Formas de financiamento


 


O tema tem sido intensamente debatido, mas os números contraditórios devem estar confundindo muita gente. Vale a pena, então, revisitá-los, com base em informações do próprio governo. O escândalo está, como se sabe, na definição “governo central”, composto pelo Tesouro Nacional, Previdência Social e Banco Central (BC). Os últimos dados do Tesouro indicam que o “governo central” teve superávit primário de R$ 3,312 bilhões em março deste ano. Nas contas preliminares do chefe do Departamento Econômico do BC, Altamir Lopes, o setor público (União, Estados, municípios e estatais) destinará R$ 95,9 bilhões para o pagamento de juros ao longo de 2007. No ano passado, os gastos com juros somaram R$ 160 bilhões, ou 6,89% do Produto Interno Bruto (PIB).


 


Uma discussão séria sobre o assunto certamente incluiria essas contas. O problema a ser enfrentado é a ditadura do superávit primário. Os neoliberais fogem desse tema como o diabo da cruz. Mas advogam outras formas de financiamento da Seguridade Social, que implicam em tirar mais dinheiro dos trabalhadores. Uma fonte seria o Fundo de Garantia do Tempo de Serviço (FGTS). Ele só deveria ser sacado em caso de desemprego. O restante deveria ser destinado ao fundo de aposentadoria.


 


Arquitetura sofisticada


 


Há ainda a questão das fraudes. Recentemente a Receita Federal fez uma operação de combate à sonegação da Contribuição para Financiamento da Seguridade Social (Cofins) e dos valores destinados ao Programa de Integração Social (PIS). Batizada de operação Eclipse, a ação teve como objetivo recuperar até R$ 10 bilhões apenas na cidade de São Paulo. Cerca de 6 mil empresas foram investigadas na capital paulista e outras 2 mil no restante do Estado. ''Há empresas que apresentam indícios de sonegação de até R$ 3 milhões em apenas um ano'', disse a delegada Roseli Mitsui Tomikawa, da Delegacia de Fiscalização da Receita em São Paulo.


 


A Previdência Social brasileira é uma arquitetura altamente sofisticada.

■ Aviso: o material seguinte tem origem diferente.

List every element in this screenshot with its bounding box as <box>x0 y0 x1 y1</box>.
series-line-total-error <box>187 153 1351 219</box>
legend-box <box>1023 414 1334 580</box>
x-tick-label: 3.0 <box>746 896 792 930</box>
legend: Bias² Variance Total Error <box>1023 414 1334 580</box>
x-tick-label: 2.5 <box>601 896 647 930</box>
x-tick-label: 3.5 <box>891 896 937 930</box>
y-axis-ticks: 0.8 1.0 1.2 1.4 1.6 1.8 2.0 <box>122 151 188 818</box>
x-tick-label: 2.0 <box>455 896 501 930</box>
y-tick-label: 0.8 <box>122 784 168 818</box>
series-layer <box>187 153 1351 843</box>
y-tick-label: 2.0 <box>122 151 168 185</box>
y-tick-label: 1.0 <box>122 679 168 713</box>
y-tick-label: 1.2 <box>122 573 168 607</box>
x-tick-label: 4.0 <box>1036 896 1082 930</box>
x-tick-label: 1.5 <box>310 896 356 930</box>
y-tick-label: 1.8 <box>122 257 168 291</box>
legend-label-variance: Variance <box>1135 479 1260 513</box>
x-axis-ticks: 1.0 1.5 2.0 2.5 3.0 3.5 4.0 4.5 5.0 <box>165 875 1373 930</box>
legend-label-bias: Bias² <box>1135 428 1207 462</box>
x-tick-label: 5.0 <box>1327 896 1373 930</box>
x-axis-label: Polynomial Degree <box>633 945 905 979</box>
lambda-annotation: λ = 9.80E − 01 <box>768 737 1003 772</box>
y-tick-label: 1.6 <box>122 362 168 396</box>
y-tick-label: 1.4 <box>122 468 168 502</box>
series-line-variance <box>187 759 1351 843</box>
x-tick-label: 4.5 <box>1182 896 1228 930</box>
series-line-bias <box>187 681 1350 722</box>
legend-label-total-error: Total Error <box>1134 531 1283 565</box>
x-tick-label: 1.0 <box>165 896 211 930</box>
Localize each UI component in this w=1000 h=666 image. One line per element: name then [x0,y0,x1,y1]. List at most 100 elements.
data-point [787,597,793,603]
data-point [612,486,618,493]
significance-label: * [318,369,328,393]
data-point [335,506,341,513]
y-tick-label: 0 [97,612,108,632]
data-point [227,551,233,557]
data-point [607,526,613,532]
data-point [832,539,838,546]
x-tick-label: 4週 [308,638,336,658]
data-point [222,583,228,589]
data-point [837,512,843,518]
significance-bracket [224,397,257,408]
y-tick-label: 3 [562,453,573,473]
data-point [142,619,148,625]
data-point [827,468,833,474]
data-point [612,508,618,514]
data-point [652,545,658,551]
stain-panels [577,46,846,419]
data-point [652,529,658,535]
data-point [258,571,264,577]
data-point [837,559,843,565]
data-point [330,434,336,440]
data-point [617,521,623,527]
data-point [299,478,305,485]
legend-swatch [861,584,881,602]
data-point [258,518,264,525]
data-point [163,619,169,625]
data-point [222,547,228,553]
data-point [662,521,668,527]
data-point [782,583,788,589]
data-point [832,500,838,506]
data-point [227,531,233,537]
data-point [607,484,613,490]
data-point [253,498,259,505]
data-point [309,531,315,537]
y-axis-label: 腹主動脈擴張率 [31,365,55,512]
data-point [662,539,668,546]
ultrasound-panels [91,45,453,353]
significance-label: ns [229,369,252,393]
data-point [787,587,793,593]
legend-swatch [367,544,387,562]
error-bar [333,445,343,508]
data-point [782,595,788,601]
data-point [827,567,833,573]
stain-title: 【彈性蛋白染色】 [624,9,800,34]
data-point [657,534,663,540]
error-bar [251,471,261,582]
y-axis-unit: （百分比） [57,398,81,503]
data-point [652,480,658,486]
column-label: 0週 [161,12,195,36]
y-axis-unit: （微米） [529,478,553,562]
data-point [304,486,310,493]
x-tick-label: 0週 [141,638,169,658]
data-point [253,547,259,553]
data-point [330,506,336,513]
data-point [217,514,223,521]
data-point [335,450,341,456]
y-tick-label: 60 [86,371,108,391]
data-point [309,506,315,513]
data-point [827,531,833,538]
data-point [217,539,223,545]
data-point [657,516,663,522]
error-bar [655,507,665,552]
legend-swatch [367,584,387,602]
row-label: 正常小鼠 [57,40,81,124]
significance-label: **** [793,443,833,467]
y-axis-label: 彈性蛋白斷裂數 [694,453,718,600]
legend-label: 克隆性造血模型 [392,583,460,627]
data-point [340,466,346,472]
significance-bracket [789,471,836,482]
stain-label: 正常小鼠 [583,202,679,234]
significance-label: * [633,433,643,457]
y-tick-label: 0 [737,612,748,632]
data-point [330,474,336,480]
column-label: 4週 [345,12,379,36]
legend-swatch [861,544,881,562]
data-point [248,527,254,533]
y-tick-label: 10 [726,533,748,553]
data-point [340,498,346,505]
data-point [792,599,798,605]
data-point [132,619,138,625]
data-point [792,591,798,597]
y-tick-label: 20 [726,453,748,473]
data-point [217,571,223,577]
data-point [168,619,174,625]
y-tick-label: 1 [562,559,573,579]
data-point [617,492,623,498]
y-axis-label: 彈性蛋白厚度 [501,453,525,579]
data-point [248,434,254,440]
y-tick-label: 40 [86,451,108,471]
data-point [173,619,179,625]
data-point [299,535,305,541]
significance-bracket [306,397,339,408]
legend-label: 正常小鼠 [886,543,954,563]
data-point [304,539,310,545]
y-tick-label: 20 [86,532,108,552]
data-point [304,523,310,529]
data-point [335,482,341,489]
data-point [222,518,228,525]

O sistema foi montado de forma que contribuições acumuladas e aposentadorias a serem pagas não tivessem nada que ver umas com as outras. A partir de uma certa idade, todos têm direito de receber aposentadoria, a despeito de quanto foi pago ao sistema. Talvez o maior exemplo de justiça social deste modelo era a ausência de uma idade mínima na hora da aposentadoria. Valia o tempo de serviço.


 


Até a década de 50, só podia se aposentar quem completasse 50 anos. Em 1960, a data-limite subiu para 55 anos. Em 1962, o limite de idade caiu. Prevaleceu, desde então, um outro tipo de cálculo: a aposentadoria por tempo de serviço. Isso queria dizer o seguinte: quem trabalhasse 35 anos (ou 30, no caso das mulheres) podia se aposentar qualquer que fosse sua idade. A “reforma” de 1998 aboliu este mecanismo para adotar o fator previdenciário, que na prática restituiu a idade mínima. 


 


Vagabundos mentais


 
Para os neoliberais, isso gerou uma quantidade enorme de aposentadorias “precoces” no país e motivou o ex-presidente Fernando Henrique Cardoso (FHC) a chamar de vagabundo quem se aposentava por esse sistema. Não havia nada de “precoce” nisso. Imagine o exemplo de alguém que começou a trabalhar aos 15 anos. Aos 50, poderia se aposentar. Já alguém que começasse a trabalhar mais tarde, conseqüentemente se aposentaria mais tarde. Num país de baixos salários e farta força de trabalho, onde há “precocidade”, injustiça ou “vagabundagem” nisso? Só os vagabundos mentais — ou os mal intencionados — podem advogar essa tese de FHC. 


 


Pelo raciocínio neoliberal, sim, a tese de ''privilégio'' defendida pelo ex-presidente faz sentido. Vejamos: um sujeito que ganha mais e conseqüentemente contribui mais terá uma aposentadoria maior do que o que ganha menos e contribui menos. O primeiro, ao contrário do segundo, certamente beneficiado por posses familiares, pode se dedicar aos estudos e retardar a sua entrada no mercado de trabalho. Aí sim teremos duas categorias de aposentados e podemos falar de “privilégios” para o primeiro. Por tudo isso, quando se fala em “reforma” da Previdência Social é preciso definir o lado — o do trabalho ou o do capital. Não há como fugir desta dicotomia.